Example 3 (hypothetical): New error class to support a client's need

    Say we discover that a client wants to handle a certain error
    specially, and we decide to make that possible by changing its error
    class from GenericError to something specific to that error.
    Hypothetical, because changing an error's error class is an ABI
    break, and we normally don't do that.

    The client could then refrain from using the command in certain ways
    unless it uses the specific error class for this error.

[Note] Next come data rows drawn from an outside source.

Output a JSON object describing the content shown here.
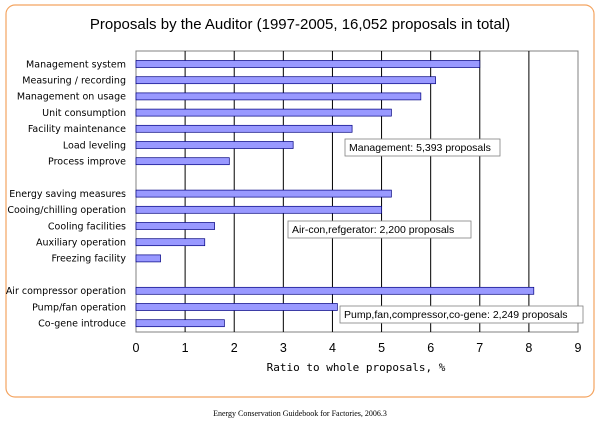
{
  "chart_data": {
    "type": "bar",
    "orientation": "horizontal",
    "title": "Proposals by the Auditor (1997-2005, 16,052 proposals in total)",
    "xlabel": "Ratio to whole proposals, %",
    "ylabel": "",
    "xlim": [
      0,
      9
    ],
    "xticks": [
      "0",
      "1",
      "2",
      "3",
      "4",
      "5",
      "6",
      "7",
      "8",
      "9"
    ],
    "grid": "vertical",
    "bar_color": "#9999ff",
    "groups": [
      {
        "annotation": "Management: 5,393 proposals",
        "categories": [
          "Management system",
          "Measuring / recording",
          "Management on usage",
          "Unit consumption",
          "Facility maintenance",
          "Load leveling",
          "Process improve"
        ],
        "values": [
          7.0,
          6.1,
          5.8,
          5.2,
          4.4,
          3.2,
          1.9
        ]
      },
      {
        "annotation": "Air-con,refgerator: 2,200 proposals",
        "categories": [
          "Energy saving measures",
          "Cooing/chilling operation",
          "Cooling facilities",
          "Auxiliary operation",
          "Freezing facility"
        ],
        "values": [
          5.2,
          5.0,
          1.6,
          1.4,
          0.5
        ]
      },
      {
        "annotation": "Pump,fan,compressor,co-gene: 2,249 proposals",
        "categories": [
          "Air compressor operation",
          "Pump/fan operation",
          "Co-gene introduce"
        ],
        "values": [
          8.1,
          4.1,
          1.8
        ]
      }
    ],
    "source": "Energy Conservation Guidebook for Factories, 2006.3"
  }
}
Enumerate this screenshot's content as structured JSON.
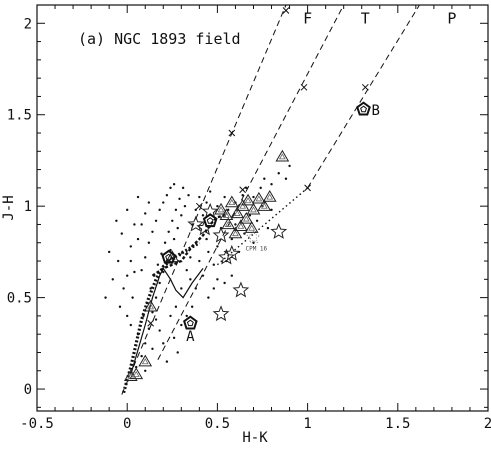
{
  "chart_data": {
    "type": "scatter",
    "panel_label": "(a) NGC 1893 field",
    "xlabel": "H-K",
    "ylabel": "J-H",
    "xlim": [
      -0.5,
      2.0
    ],
    "ylim": [
      -0.12,
      2.1
    ],
    "x_ticks": [
      -0.5,
      0,
      0.5,
      1,
      1.5,
      2
    ],
    "x_tick_labels": [
      "-0.5",
      "0",
      "0.5",
      "1",
      "1.5",
      "2"
    ],
    "y_ticks": [
      0,
      0.5,
      1,
      1.5,
      2
    ],
    "y_tick_labels": [
      "0",
      "0.5",
      "1",
      "1.5",
      "2"
    ],
    "grid": false,
    "region_labels": [
      {
        "text": "F",
        "x": 1.0,
        "y": 2.0
      },
      {
        "text": "T",
        "x": 1.32,
        "y": 2.0
      },
      {
        "text": "P",
        "x": 1.8,
        "y": 2.0
      }
    ],
    "reddening_vectors": [
      {
        "line": [
          [
            -0.03,
            -0.03
          ],
          [
            0.88,
            2.1
          ]
        ],
        "crosses": [
          [
            0.13,
            0.36
          ],
          [
            0.4,
            1.0
          ],
          [
            0.58,
            1.4
          ],
          [
            0.88,
            2.07
          ]
        ]
      },
      {
        "line": [
          [
            0.17,
            0.16
          ],
          [
            1.2,
            2.1
          ]
        ],
        "crosses": [
          [
            0.64,
            1.09
          ],
          [
            0.98,
            1.65
          ]
        ]
      },
      {
        "line": [
          [
            1.0,
            1.1
          ],
          [
            1.62,
            2.1
          ]
        ],
        "crosses": [
          [
            1.0,
            1.1
          ],
          [
            1.32,
            1.65
          ]
        ]
      }
    ],
    "ctts_locus": [
      [
        0.5,
        0.68
      ],
      [
        1.0,
        1.1
      ]
    ],
    "dwarf_locus": [
      [
        -0.02,
        -0.02
      ],
      [
        0.02,
        0.12
      ],
      [
        0.05,
        0.25
      ],
      [
        0.08,
        0.38
      ],
      [
        0.12,
        0.5
      ],
      [
        0.16,
        0.6
      ],
      [
        0.2,
        0.67
      ],
      [
        0.26,
        0.72
      ],
      [
        0.33,
        0.76
      ],
      [
        0.4,
        0.8
      ]
    ],
    "giant_locus": [
      [
        0.14,
        0.62
      ],
      [
        0.2,
        0.66
      ],
      [
        0.25,
        0.68
      ],
      [
        0.3,
        0.7
      ],
      [
        0.36,
        0.78
      ],
      [
        0.42,
        0.84
      ],
      [
        0.46,
        0.9
      ],
      [
        0.5,
        0.94
      ],
      [
        0.55,
        0.95
      ]
    ],
    "intrinsic_curve": [
      [
        0.02,
        0.08
      ],
      [
        0.05,
        0.18
      ],
      [
        0.1,
        0.35
      ],
      [
        0.14,
        0.5
      ],
      [
        0.18,
        0.62
      ],
      [
        0.2,
        0.66
      ],
      [
        0.24,
        0.6
      ],
      [
        0.27,
        0.54
      ],
      [
        0.31,
        0.5
      ],
      [
        0.36,
        0.58
      ],
      [
        0.42,
        0.66
      ]
    ],
    "field_points": [
      [
        0.05,
        0.12
      ],
      [
        0.08,
        0.18
      ],
      [
        0.1,
        0.25
      ],
      [
        0.06,
        0.3
      ],
      [
        0.12,
        0.33
      ],
      [
        0.09,
        0.4
      ],
      [
        0.14,
        0.42
      ],
      [
        0.11,
        0.47
      ],
      [
        0.16,
        0.5
      ],
      [
        0.13,
        0.55
      ],
      [
        0.18,
        0.58
      ],
      [
        0.15,
        0.62
      ],
      [
        0.2,
        0.64
      ],
      [
        0.17,
        0.68
      ],
      [
        0.22,
        0.7
      ],
      [
        0.19,
        0.74
      ],
      [
        0.24,
        0.76
      ],
      [
        0.21,
        0.8
      ],
      [
        0.26,
        0.82
      ],
      [
        0.23,
        0.86
      ],
      [
        0.28,
        0.88
      ],
      [
        0.25,
        0.92
      ],
      [
        0.3,
        0.95
      ],
      [
        0.27,
        0.98
      ],
      [
        0.32,
        1.0
      ],
      [
        0.29,
        1.04
      ],
      [
        0.34,
        1.06
      ],
      [
        0.31,
        1.1
      ],
      [
        -0.02,
        0.55
      ],
      [
        0.0,
        0.62
      ],
      [
        -0.05,
        0.7
      ],
      [
        0.02,
        0.78
      ],
      [
        -0.03,
        0.85
      ],
      [
        0.04,
        0.9
      ],
      [
        0.0,
        0.98
      ],
      [
        0.06,
        1.05
      ],
      [
        -0.08,
        0.6
      ],
      [
        -0.1,
        0.75
      ],
      [
        -0.06,
        0.92
      ],
      [
        -0.12,
        0.5
      ],
      [
        -0.04,
        0.45
      ],
      [
        0.03,
        0.5
      ],
      [
        0.35,
        0.6
      ],
      [
        0.38,
        0.55
      ],
      [
        0.4,
        0.7
      ],
      [
        0.42,
        0.62
      ],
      [
        0.45,
        0.75
      ],
      [
        0.44,
        0.82
      ],
      [
        0.48,
        0.68
      ],
      [
        0.5,
        0.78
      ],
      [
        0.52,
        0.88
      ],
      [
        0.55,
        0.7
      ],
      [
        0.58,
        0.82
      ],
      [
        0.6,
        0.9
      ],
      [
        0.62,
        0.75
      ],
      [
        0.65,
        0.85
      ],
      [
        0.68,
        0.95
      ],
      [
        0.7,
        0.8
      ],
      [
        0.72,
        0.92
      ],
      [
        0.75,
        1.0
      ],
      [
        0.78,
        0.88
      ],
      [
        0.8,
        0.98
      ],
      [
        0.36,
        0.9
      ],
      [
        0.38,
        0.98
      ],
      [
        0.4,
        1.05
      ],
      [
        0.42,
        0.95
      ],
      [
        0.33,
        0.4
      ],
      [
        0.36,
        0.45
      ],
      [
        0.3,
        0.35
      ],
      [
        0.26,
        0.28
      ],
      [
        0.28,
        0.2
      ],
      [
        0.22,
        0.15
      ],
      [
        0.2,
        0.25
      ],
      [
        0.18,
        0.32
      ],
      [
        0.16,
        0.38
      ],
      [
        0.14,
        0.22
      ],
      [
        0.1,
        0.1
      ],
      [
        0.24,
        0.4
      ],
      [
        0.27,
        0.45
      ],
      [
        0.3,
        0.55
      ],
      [
        0.33,
        0.65
      ],
      [
        0.35,
        0.72
      ],
      [
        0.08,
        0.65
      ],
      [
        0.1,
        0.72
      ],
      [
        0.12,
        0.8
      ],
      [
        0.14,
        0.86
      ],
      [
        0.16,
        0.92
      ],
      [
        0.18,
        0.98
      ],
      [
        0.2,
        1.02
      ],
      [
        0.22,
        1.06
      ],
      [
        0.24,
        1.1
      ],
      [
        0.26,
        1.12
      ],
      [
        0.06,
        0.82
      ],
      [
        0.08,
        0.9
      ],
      [
        0.1,
        0.96
      ],
      [
        0.12,
        1.02
      ],
      [
        0.02,
        0.7
      ],
      [
        0.04,
        0.64
      ],
      [
        0.0,
        0.4
      ],
      [
        0.02,
        0.35
      ],
      [
        0.44,
        1.02
      ],
      [
        0.46,
        1.08
      ],
      [
        0.5,
        1.0
      ],
      [
        0.54,
        1.05
      ],
      [
        0.56,
        0.98
      ],
      [
        0.6,
        1.02
      ],
      [
        0.64,
        1.06
      ],
      [
        0.66,
        1.1
      ],
      [
        0.7,
        1.05
      ],
      [
        0.74,
        1.1
      ],
      [
        0.76,
        1.15
      ],
      [
        0.8,
        1.12
      ],
      [
        0.84,
        1.18
      ],
      [
        0.88,
        1.15
      ],
      [
        0.9,
        1.22
      ],
      [
        0.45,
        0.5
      ],
      [
        0.48,
        0.55
      ],
      [
        0.5,
        0.6
      ],
      [
        0.54,
        0.58
      ],
      [
        0.58,
        0.62
      ]
    ],
    "yso_triangles": [
      [
        0.02,
        0.07
      ],
      [
        0.05,
        0.08
      ],
      [
        0.1,
        0.15
      ],
      [
        0.13,
        0.45
      ],
      [
        0.25,
        0.72
      ],
      [
        0.52,
        0.98
      ],
      [
        0.55,
        0.95
      ],
      [
        0.58,
        1.02
      ],
      [
        0.61,
        0.96
      ],
      [
        0.64,
        1.0
      ],
      [
        0.67,
        1.03
      ],
      [
        0.7,
        0.98
      ],
      [
        0.73,
        1.04
      ],
      [
        0.76,
        1.0
      ],
      [
        0.79,
        1.05
      ],
      [
        0.56,
        0.9
      ],
      [
        0.6,
        0.85
      ],
      [
        0.63,
        0.89
      ],
      [
        0.66,
        0.93
      ],
      [
        0.69,
        0.88
      ],
      [
        0.86,
        1.27
      ]
    ],
    "stars": [
      [
        0.46,
        0.97
      ],
      [
        0.43,
        0.88
      ],
      [
        0.52,
        0.84
      ],
      [
        0.58,
        0.74
      ],
      [
        0.55,
        0.72
      ],
      [
        0.63,
        0.54
      ],
      [
        0.52,
        0.41
      ],
      [
        0.84,
        0.86
      ],
      [
        0.38,
        0.9
      ]
    ],
    "dotted_star": {
      "x": 0.7,
      "y": 0.83,
      "label": "CPM 16"
    },
    "pentagons": [
      {
        "x": 0.35,
        "y": 0.36,
        "label": "A"
      },
      {
        "x": 1.31,
        "y": 1.53,
        "label": "B"
      },
      {
        "x": 0.46,
        "y": 0.92,
        "label": ""
      },
      {
        "x": 0.23,
        "y": 0.72,
        "label": ""
      }
    ]
  }
}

    Detecting that by finding the error class in the global list of
    error classes works only if the error class is new, and only works
    as long as it doesn't get used for other things that then get
    backported without the original use.

    Detecting it by finding the error class in the command's list of
    error classes would be less brittle.

Example 4: Use per-command error list to catch unwanted error class

    If we declare a command's errors, we can detect undeclared errors at
    run time.  This should help catching unwanted ones early (see
    example 2).

    Having to declare error classes may facilitate proper review of new
    uses of funky error classes.

None of these examples is a particularly convincing use case.  Can you
think of better ones?

Finally, what happens if error class introspection misses 2.5 and makes
a later version?

If we add a global error class list like this patch does, a client has
to assume that anything that doesn't has one has the usual error
classes: GenericError, CommandNotFound, DeviceEncrypted,
DeviceNotActive, DeviceNotFound, KVMMissingCap[*].  Whether "doesn't has
one" is "doesn't has one in query-qmp-schema" or "doesn't even have
query-qmp-schema" doesn't matter.

If we add per-command error class lists, it's the same, only the
assumptions become a bit more involved.

Of course, the fewer discernible versions of introspection we have, the
better.  If we can figure out what we need in time to get it into the
very first version, great!  But it's awfully late for 2.5, and I'm not
at all sure we know what we need.  Perhaps we can find out quickly, but
let's not rush the job.


[*] Ancient versions may also have MigrationExpected (see above), but
backporting introspection that far, but not backporting the fix for the
migration stop/cont race would be insane.